A Scandal in Battersea (Elemental Masters #12)(47)



They had just started on the incredibly dull task of darning stockings when there was the sound of the bell at the front door of the house. They looked at each other with hope; a moment later, there were footsteps on their stairs, and a knock at their door.

Nan opened it to find one of the Irregulars on the doorstep, with a note. He presented it to her with a flourish and a grin. Doctor Watson has a patient that needs your talent, Nan, who has given me a satisfying puzzle to solve. Please take the cab Billy brings to Baker Street.

Nan looked at Sarah. Sarah’s eyes were alight. “Thank God,” she said. “If I’d had to darn another sock, I think I would have thrown them all out the window.”

Nan smiled. “All right, then,” she agreed. “The game’s afoot! Let us get our cloaks, Billy, and we’ll be right down.”

The sable cloaks were so warm—and so very welcome with the weather so cold—that they’d long since got over the faint embarrassment of swanning about in something so ostentatious. As Nan tossed hers over her shoulders, she wondered where Sarah had gone—until her friend came out of the bird room, already swathed in sable, with a carrier in either hand. “You think?” Nan asked, raising an eyebrow.

“They haven’t been out of the flat since before Christmas,” Sarah pointed out. “And if we need their help and don’t have them with us, we’ll feel the fool. Or worse! It would be horrid to have something go wrong because we hadn’t brought them.”

“Point taken, and besides, Sherlock likes Neville,” said Nan, and took Neville’s carrier from her friend. Inside it, she spotted Neville’s black beak just sticking out of his sable muff. Nan locked the door of the flat behind them, and they both ran down the stairs and out to the waiting cab, with the Irregular right behind them.

“Cor,” said Billy, when he was sandwiched in between them, up to his chin in black fur. “This’s more like!”

Nan grinned. “Toasty, are you?”

“The toastiest!” the boy replied, and closed his eyes in pure, luxurious bliss. He stayed that way all the way to Baker Street, even dozing a little, rousing with regret when they got to their destination.

Nan paid the cabby as Billy, his errand complete, ran off, and Sarah preceded her into 221 B.

When she trotted up the stairs to join her friend, however, there was no one there except Holmes himself. “Where’s the mystery patient?” she asked.
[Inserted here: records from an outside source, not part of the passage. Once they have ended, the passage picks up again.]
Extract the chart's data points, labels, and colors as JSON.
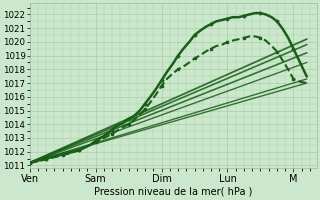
{
  "background_color": "#cce8cc",
  "grid_color": "#aaccaa",
  "line_color": "#1a5e1a",
  "xlabel": "Pression niveau de la mer( hPa )",
  "ylim": [
    1011,
    1022.5
  ],
  "yticks": [
    1011,
    1012,
    1013,
    1014,
    1015,
    1016,
    1017,
    1018,
    1019,
    1020,
    1021,
    1022
  ],
  "xlim": [
    0,
    4.35
  ],
  "xtick_positions": [
    0,
    1,
    2,
    3,
    4
  ],
  "xtick_labels": [
    "Ven",
    "Sam",
    "Dim",
    "Lun",
    "M"
  ],
  "fan_lines": [
    {
      "x": [
        0.0,
        4.2
      ],
      "y": [
        1011.2,
        1017.0
      ],
      "lw": 1.0
    },
    {
      "x": [
        0.0,
        4.2
      ],
      "y": [
        1011.2,
        1017.3
      ],
      "lw": 1.0
    },
    {
      "x": [
        0.0,
        4.2
      ],
      "y": [
        1011.2,
        1018.5
      ],
      "lw": 1.0
    },
    {
      "x": [
        0.0,
        4.2
      ],
      "y": [
        1011.2,
        1019.2
      ],
      "lw": 1.2
    },
    {
      "x": [
        0.0,
        4.2
      ],
      "y": [
        1011.2,
        1019.8
      ],
      "lw": 1.2
    },
    {
      "x": [
        0.0,
        4.2
      ],
      "y": [
        1011.2,
        1020.2
      ],
      "lw": 1.3
    }
  ],
  "main_curves": [
    {
      "x": [
        0.0,
        0.08,
        0.17,
        0.25,
        0.33,
        0.42,
        0.5,
        0.58,
        0.67,
        0.75,
        0.83,
        0.92,
        1.0,
        1.08,
        1.17,
        1.25,
        1.33,
        1.42,
        1.5,
        1.58,
        1.67,
        1.75,
        1.83,
        1.92,
        2.0,
        2.08,
        2.17,
        2.25,
        2.33,
        2.42,
        2.5,
        2.58,
        2.67,
        2.75,
        2.83,
        2.92,
        3.0,
        3.08,
        3.17,
        3.25,
        3.33,
        3.42,
        3.5,
        3.58,
        3.67,
        3.75,
        3.83,
        3.92,
        4.0,
        4.1,
        4.2
      ],
      "y": [
        1011.2,
        1011.3,
        1011.4,
        1011.5,
        1011.6,
        1011.7,
        1011.8,
        1011.9,
        1012.0,
        1012.1,
        1012.3,
        1012.5,
        1012.8,
        1013.0,
        1013.3,
        1013.6,
        1013.9,
        1014.1,
        1014.4,
        1014.6,
        1015.0,
        1015.5,
        1016.0,
        1016.6,
        1017.2,
        1017.8,
        1018.4,
        1019.0,
        1019.5,
        1020.0,
        1020.5,
        1020.8,
        1021.1,
        1021.3,
        1021.5,
        1021.6,
        1021.7,
        1021.8,
        1021.8,
        1021.9,
        1022.0,
        1022.1,
        1022.1,
        1022.0,
        1021.8,
        1021.5,
        1021.0,
        1020.3,
        1019.5,
        1018.5,
        1017.5
      ],
      "lw": 1.8,
      "style": "-",
      "marker": "D",
      "ms": 1.5
    },
    {
      "x": [
        0.0,
        0.08,
        0.17,
        0.25,
        0.33,
        0.42,
        0.5,
        0.58,
        0.67,
        0.75,
        0.83,
        0.92,
        1.0,
        1.08,
        1.17,
        1.25,
        1.33,
        1.42,
        1.5,
        1.58,
        1.67,
        1.75,
        1.83,
        1.92,
        2.0,
        2.08,
        2.17,
        2.25,
        2.33,
        2.42,
        2.5,
        2.58,
        2.67,
        2.75,
        2.83,
        2.92,
        3.0,
        3.08,
        3.17,
        3.25,
        3.33,
        3.42,
        3.5,
        3.58,
        3.67,
        3.75,
        3.83,
        3.92,
        4.0,
        4.1,
        4.2
      ],
      "y": [
        1011.2,
        1011.25,
        1011.35,
        1011.45,
        1011.55,
        1011.65,
        1011.75,
        1011.85,
        1012.0,
        1012.15,
        1012.3,
        1012.5,
        1012.7,
        1012.9,
        1013.1,
        1013.3,
        1013.55,
        1013.8,
        1014.0,
        1014.3,
        1014.7,
        1015.1,
        1015.6,
        1016.2,
        1016.8,
        1017.3,
        1017.7,
        1018.0,
        1018.2,
        1018.5,
        1018.8,
        1019.0,
        1019.3,
        1019.5,
        1019.7,
        1019.8,
        1020.0,
        1020.1,
        1020.2,
        1020.3,
        1020.4,
        1020.4,
        1020.3,
        1020.1,
        1019.7,
        1019.3,
        1018.7,
        1018.0,
        1017.3,
        1017.1,
        1017.0
      ],
      "lw": 1.5,
      "style": "--",
      "marker": "s",
      "ms": 1.5
    }
  ]
}
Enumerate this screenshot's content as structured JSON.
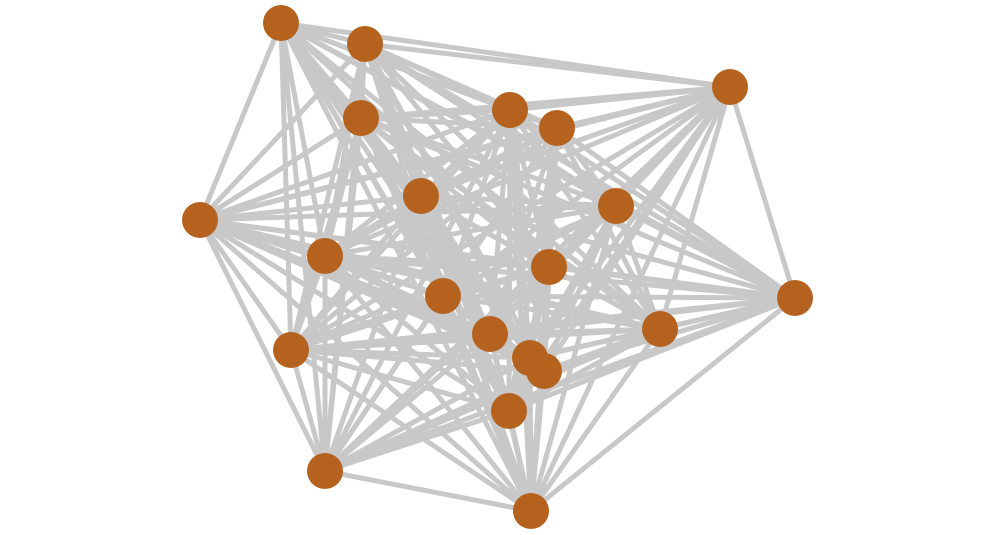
{
  "graph": {
    "type": "network",
    "node_color": "#b5621e",
    "edge_color": "#c8c8c8",
    "node_count": 21,
    "nodes": [
      "n0",
      "n1",
      "n2",
      "n3",
      "n4",
      "n5",
      "n6",
      "n7",
      "n8",
      "n9",
      "n10",
      "n11",
      "n12",
      "n13",
      "n14",
      "n15",
      "n16",
      "n17",
      "n18",
      "n19",
      "n20"
    ],
    "edges": "all-pairs"
  }
}
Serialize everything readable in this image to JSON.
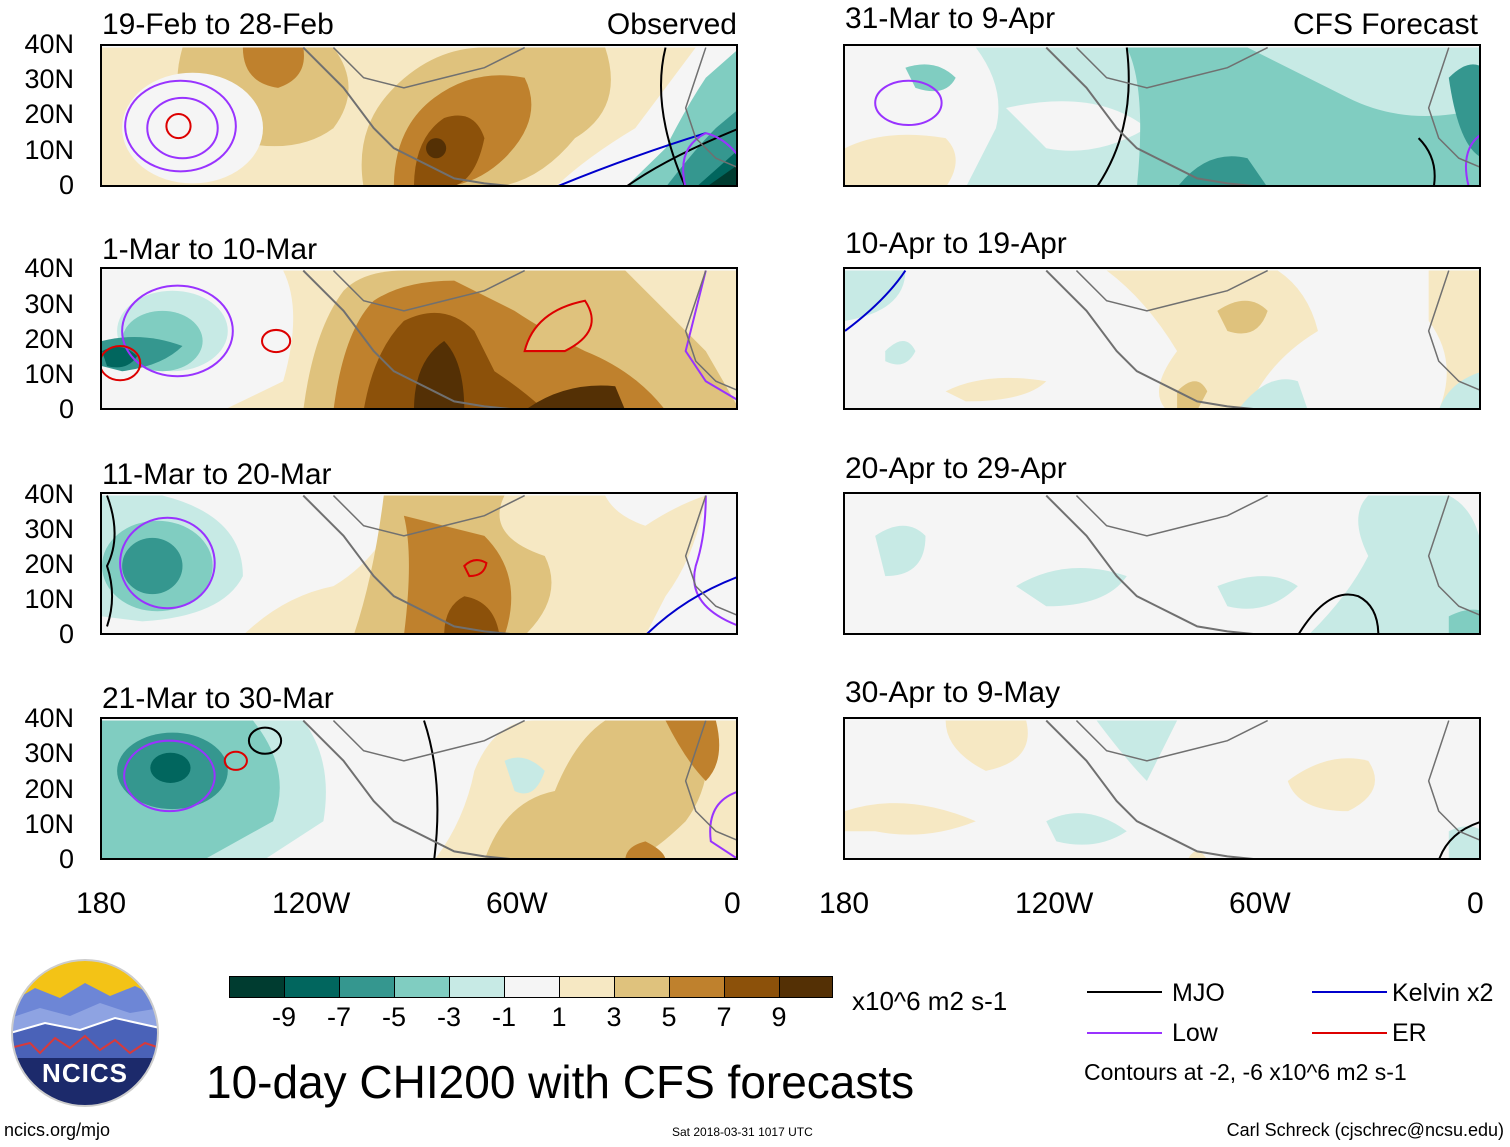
{
  "title": "10-day CHI200 with CFS forecasts",
  "headers": {
    "observed": "Observed",
    "forecast": "CFS Forecast"
  },
  "panels_observed": [
    {
      "period": "19-Feb to 28-Feb"
    },
    {
      "period": "1-Mar to 10-Mar"
    },
    {
      "period": "11-Mar to 20-Mar"
    },
    {
      "period": "21-Mar to 30-Mar"
    }
  ],
  "panels_forecast": [
    {
      "period": "31-Mar to 9-Apr"
    },
    {
      "period": "10-Apr to 19-Apr"
    },
    {
      "period": "20-Apr to 29-Apr"
    },
    {
      "period": "30-Apr to 9-May"
    }
  ],
  "lat_labels": [
    "40N",
    "30N",
    "20N",
    "10N",
    "0"
  ],
  "lon_labels": [
    "180",
    "120W",
    "60W",
    "0"
  ],
  "colorbar": {
    "unit": "x10^6 m2 s-1",
    "ticks": [
      "-9",
      "-7",
      "-5",
      "-3",
      "-1",
      "1",
      "3",
      "5",
      "7",
      "9"
    ],
    "colors": [
      "#003c30",
      "#01665e",
      "#35978f",
      "#80cdc1",
      "#c7eae5",
      "#f5f5f5",
      "#f6e8c3",
      "#dfc27d",
      "#bf812d",
      "#8c510a",
      "#543005"
    ]
  },
  "legend": {
    "items": [
      {
        "label": "MJO",
        "color": "#000000"
      },
      {
        "label": "Kelvin x2",
        "color": "#0000cc"
      },
      {
        "label": "Low",
        "color": "#9933ff"
      },
      {
        "label": "ER",
        "color": "#dd0000"
      }
    ],
    "contours_note": "Contours at -2, -6 x10^6 m2 s-1"
  },
  "footer": {
    "site": "ncics.org/mjo",
    "timestamp": "Sat 2018-03-31 1017 UTC",
    "author": "Carl Schreck (cjschrec@ncsu.edu)"
  },
  "logo": {
    "text": "NCICS"
  }
}
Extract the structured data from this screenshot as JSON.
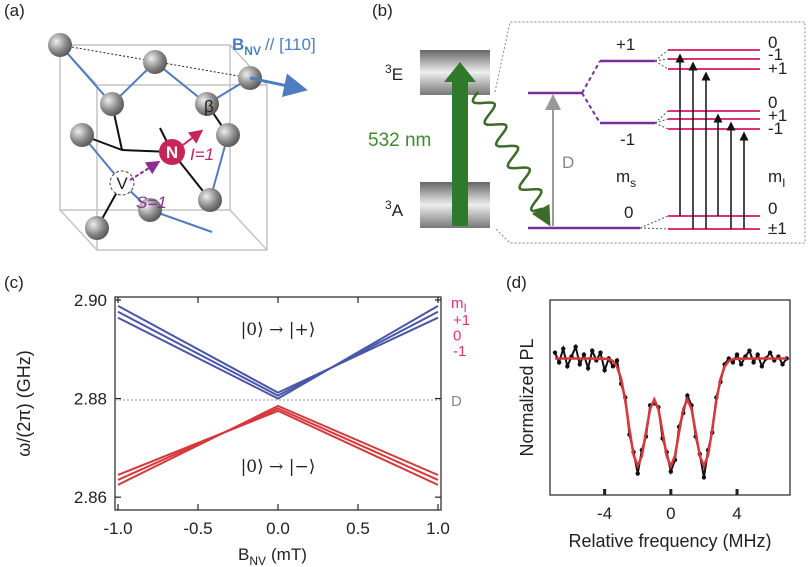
{
  "diagram_a": {
    "panel_label": "(a)",
    "field": {
      "symbol": "B",
      "sub": "NV",
      "direction": "// [110]"
    },
    "angle": "β",
    "nitrogen": "N",
    "vacancy": "V",
    "nuclear_spin": "I=1",
    "electron_spin": "S=1"
  },
  "diagram_b": {
    "panel_label": "(b)",
    "excited_state": {
      "sup": "3",
      "main": "E"
    },
    "ground_state": {
      "sup": "3",
      "main": "A"
    },
    "laser": "532 nm",
    "splitting": "D",
    "ms_title": {
      "main": "m",
      "sub": "s"
    },
    "mI_title": {
      "main": "m",
      "sub": "I"
    },
    "ms_labels": [
      "+1",
      "-1",
      "0"
    ],
    "mI_labels": [
      "0",
      "-1",
      "+1",
      "0",
      "+1",
      "-1",
      "0",
      "±1"
    ]
  },
  "chart_data": [
    {
      "type": "line",
      "panel_label": "(c)",
      "x": [
        -1,
        0,
        1
      ],
      "xlim": [
        -1,
        1
      ],
      "ylim": [
        2.8574,
        2.9006
      ],
      "xticks": [
        {
          "value": -1,
          "label": "-1.0"
        },
        -0.5,
        {
          "value": 0,
          "label": "0.0"
        },
        0.5,
        {
          "value": 1,
          "label": "1.0"
        }
      ],
      "yticks": [
        2.86,
        2.88,
        {
          "value": 2.9,
          "label": "2.90"
        }
      ],
      "xlabel": {
        "main": "B",
        "sub": "NV",
        "unit": "(mT)"
      },
      "ylabel": "ω/(2π) (GHz)",
      "series": [
        {
          "color": "#4a56a6",
          "values": [
            2.8988,
            2.8812,
            2.8964
          ]
        },
        {
          "color": "#4a56a6",
          "values": [
            2.8976,
            2.8806,
            2.8976
          ]
        },
        {
          "color": "#4a56a6",
          "values": [
            2.8964,
            2.88,
            2.8988
          ]
        },
        {
          "color": "#d43a3c",
          "values": [
            2.8645,
            2.8775,
            2.8625
          ]
        },
        {
          "color": "#d43a3c",
          "values": [
            2.8635,
            2.878,
            2.8635
          ]
        },
        {
          "color": "#d43a3c",
          "values": [
            2.8625,
            2.8785,
            2.8645
          ]
        }
      ],
      "annotations": [
        "|0⟩ → |+⟩",
        "|0⟩ → |−⟩"
      ],
      "reference_line": {
        "value": 2.8797,
        "label": "D"
      },
      "legend": {
        "title": {
          "main": "m",
          "sub": "I"
        },
        "entries": [
          "+1",
          "0",
          "-1"
        ],
        "color": "#e0307a"
      }
    },
    {
      "type": "line",
      "panel_label": "(d)",
      "xlim": [
        -7.3,
        7.2
      ],
      "ylim": [
        0,
        1
      ],
      "xticks": [
        -4,
        0,
        4
      ],
      "xlabel": "Relative frequency (MHz)",
      "ylabel": "Normalized PL",
      "series": [
        {
          "color": "#111111",
          "markers": true,
          "x": [
            -7,
            -6.75,
            -6.5,
            -6.25,
            -6,
            -5.75,
            -5.5,
            -5.25,
            -5,
            -4.75,
            -4.5,
            -4.25,
            -4,
            -3.75,
            -3.5,
            -3.25,
            -3,
            -2.75,
            -2.5,
            -2.25,
            -2,
            -1.75,
            -1.5,
            -1.25,
            -1,
            -0.75,
            -0.5,
            -0.25,
            0,
            0.25,
            0.5,
            0.75,
            1,
            1.25,
            1.5,
            1.75,
            2,
            2.25,
            2.5,
            2.75,
            3,
            3.25,
            3.5,
            3.75,
            4,
            4.25,
            4.5,
            4.75,
            5,
            5.25,
            5.5,
            5.75,
            6,
            6.25,
            6.5,
            6.75,
            7
          ],
          "values": [
            0.73,
            0.68,
            0.75,
            0.66,
            0.71,
            0.76,
            0.67,
            0.72,
            0.65,
            0.74,
            0.69,
            0.73,
            0.64,
            0.7,
            0.66,
            0.69,
            0.57,
            0.5,
            0.31,
            0.22,
            0.11,
            0.23,
            0.3,
            0.46,
            0.47,
            0.45,
            0.29,
            0.22,
            0.12,
            0.18,
            0.35,
            0.42,
            0.51,
            0.46,
            0.3,
            0.21,
            0.09,
            0.23,
            0.32,
            0.5,
            0.58,
            0.67,
            0.7,
            0.68,
            0.72,
            0.67,
            0.71,
            0.74,
            0.68,
            0.72,
            0.66,
            0.7,
            0.73,
            0.69,
            0.71,
            0.67,
            0.7
          ]
        },
        {
          "color": "#d9363e",
          "x": [
            -7,
            -6,
            -5,
            -4,
            -3.75,
            -3.5,
            -3.25,
            -3,
            -2.75,
            -2.5,
            -2.25,
            -2,
            -1.75,
            -1.5,
            -1.25,
            -1,
            -0.75,
            -0.5,
            -0.25,
            0,
            0.25,
            0.5,
            0.75,
            1,
            1.25,
            1.5,
            1.75,
            2,
            2.25,
            2.5,
            2.75,
            3,
            3.25,
            3.5,
            3.75,
            4,
            5,
            6,
            7
          ],
          "values": [
            0.7,
            0.7,
            0.7,
            0.699,
            0.697,
            0.687,
            0.658,
            0.595,
            0.483,
            0.336,
            0.204,
            0.149,
            0.2,
            0.323,
            0.441,
            0.49,
            0.441,
            0.323,
            0.2,
            0.148,
            0.2,
            0.323,
            0.441,
            0.49,
            0.441,
            0.323,
            0.2,
            0.149,
            0.204,
            0.336,
            0.483,
            0.595,
            0.658,
            0.687,
            0.697,
            0.699,
            0.7,
            0.7,
            0.7
          ]
        }
      ]
    }
  ]
}
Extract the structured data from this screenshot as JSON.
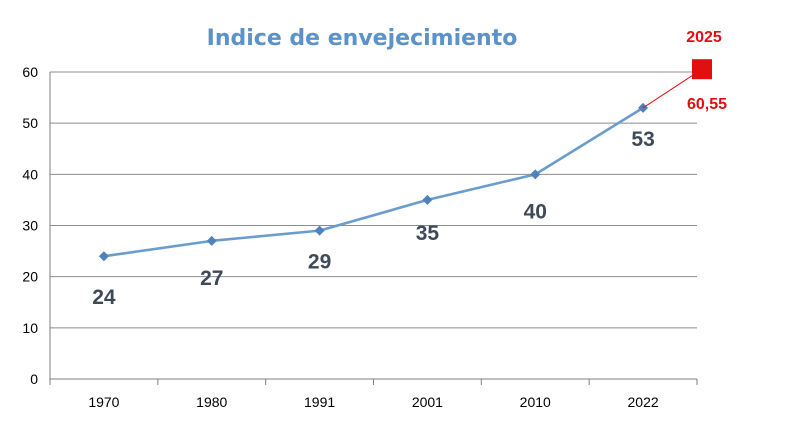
{
  "chart_data": {
    "type": "line",
    "title": "Indice de envejecimiento",
    "xlabel": "",
    "ylabel": "",
    "ylim": [
      0,
      60
    ],
    "yticks": [
      0,
      10,
      20,
      30,
      40,
      50,
      60
    ],
    "grid": true,
    "legend": "none",
    "categories": [
      "1970",
      "1980",
      "1991",
      "2001",
      "2010",
      "2022"
    ],
    "series": [
      {
        "values": [
          24,
          27,
          29,
          35,
          40,
          53
        ],
        "color": "#6a9ccc"
      }
    ],
    "data_labels": [
      "24",
      "27",
      "29",
      "35",
      "40",
      "53"
    ],
    "projection": {
      "year_label": "2025",
      "value": 60.55,
      "value_label": "60,55",
      "color": "#e01010"
    },
    "colors": {
      "title": "#5b92c8",
      "grid": "#8c8c8c",
      "data_label": "#3f4a59"
    }
  }
}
“At the good doctor’s surgery,” Holmes explained. “I have just finished interviewing her parents and I wanted to have some words with you before you looked at her.”

Seeing that Holmes was dressed to go out, except for his overcoat, Nan settled on the arm of Watson’s usual chair, and Sarah took the seat, while Holmes strode up and down as he generally did when he was excited. From the look of things, it was probably just as well this new case had turned up. There were new bullet-holes in the woodwork above the mantle, the room smelled as if Holmes had been smoking continuously for days, and there was a certain small leather case on one of the tables, although Holmes showed no sign of having used it recently.

“Our clients are the Penwicks,” Holmes said, crossing his sitting room in a few strides, turning, and coming back. “They live in West Ham. Last night their daughter Elizabeth vanished on her way to the fish shop to purchase fried fish for the family supper. The neighborhood was scoured for her. She had not arrived at the shop, and no one remembered seeing her on the street. She is, by all repute, a sweet and slightly simple girl, of good temper, who was still enamored of dolls and tea parties and tended to play with girls three or four years younger than she—so they almost immediately ruled out that there might be a possible boyfriend she had run off to join. As you may imagine, by morning they were distraught, when a police officer from Battersea came to inform them that their daughter had been found there, wandering about, apparently witless.”

Nan looked at him in astonishment. “Battersea? How did she get from—” She stopped herself. “Well, obviously someone took her there.”

“The question is why. She doesn’t seem to have been . . .” he cleared his throat with embarrassment. “. . . ah . . .”

“Raped,” Sarah said crisply. “You can say the word, Sherlock. You should know by now we aren’t wilting lilies. Good heavens, we traveled to Africa and back on our own, and defended ourselves very well too, thank you.”

Holmes recovered himself quickly. “Yes, well . . . the only thing that seems to have been interfered with is her mind. Even the money with which she was to buy the fish was still in her pocket. She was definitely abducted; there are abrasions on her ankles, wrists, face, and neck corresponding to being bound and gagged. But she sits or stands as she has been arranged, doesn’t react to anything except direct orders, and is oblivious to any attempt to question her or converse with her.”

“Right,” Sarah said, nodding. “So I assume you want Nan to try and read her mind?”

“Exactly,” Sherlock replied. “I will undertake to discover who abducted her and why, but Watson needs you to see if this is merely shock or if there is something more complicated going on with her, and I need to see if you can glean any information from her thoughts.”

“Let’s go, then,” Nan said, jumping up and getting a grumbling quork from Neville. Sarah got up with a little less vigor, as Sherlock threw on his Inverness coat and preceded them out the door.